24. Tag. 21.05.26. Soto de Luiña - Luarca

2026-05-27 10:44
Heute war der Tag gekommen, der mir schon gestern ein wenig Sorgen bereitet hatte. Ich hatte die Wahl zwischen zwei Routen: einem Weg über den Berg - schattenlos, der Hitze ausgeliefert und ohne jede Verpflegungsmöglichkeit - oder dem etwas längeren Küstenweg, an dem sich sicher ein Café für eine Pause finden ließe. Ich entschied mich für die Küste und habe es keine Sekunde bereut. Auch hier ging es zwar stetig bergauf und bergab, aber überwiegend durch Wälder, die mir lebensrettenden Schatten und atemberaubend schöne Aussichten schenkten. Auf den Naturpfaden hatten meine Stöcke endlich wieder eine sichere Haftung, sodass ich zügig vorankam. Die Dörfer entlang des Weges waren so klein, dass mich die seltenen Asphaltabschnitte kaum störten - und zu meiner Erleichterung wurde ich heute kein einziges Mal von Hunden angebellt!

Nach vier Stunden Marsch, etwa auf halber Strecke nach Luarca, bot sich die Gelegenheit für eine Pause in einem der wenigen Cafés am Weg. Die Anzeige der benachbarten Apotheke zeigte stolze 37 °C, und die kühle Zitronenlimonade mit Eiswürfeln war ein wahrer Segen. Die zweite Hälfte des Weges verlief eher flach an unzähligen Feldern vorbei, bot jedoch kaum noch Schatten. Wenn sich doch einmal ein schattiges Plätzchen fand, wollte man am liebsten gar nicht mehr weitergehen. Es ist mir ein Rätsel, wie Menschen diese Strecke im Hochsommer pilgern können.

Luarca selbst ist ein wunderschönes Dorf mit einem charmanten kleinen Hafen. Mein Hotel liegt direkt am hübschen Dorfplatz, und mein Zimmer hat gleich drei bodentiefe Fenster, die mir einen großartigen Ausblick in zwei Richtungen bieten.

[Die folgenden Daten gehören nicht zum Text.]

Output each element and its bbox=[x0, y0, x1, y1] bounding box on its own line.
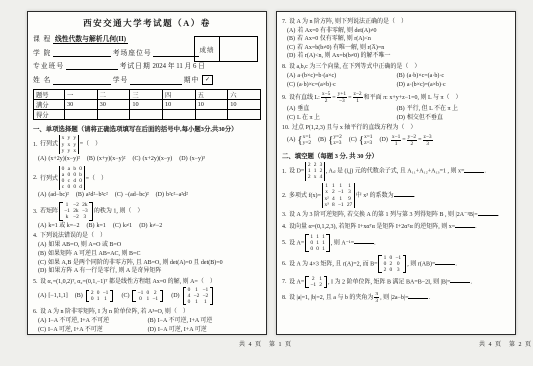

Obwohl es nur ein Ein-Sterne-Haus ist, fühle ich mich durch die schlichte, aber geschmackvolle Einrichtung wie in einem Luxushotel. Nach den Nächten in Herbergen erscheint mir jedes noch so mittelmäßige Hotel wie eine Fünf-Sterne-Unterkunft. Es ist erstaunlich, wie wenig wir eigentlich brauchen, um glücklich zu sein.

Heute habe ich gelernt, dass man sich unbedingt Ziele stecken muss, besonders wenn sie im ersten Moment unerreichbar scheinen - denn ohne ein klares Ziel hat man gar keine Chance, wirklich voranzukommen.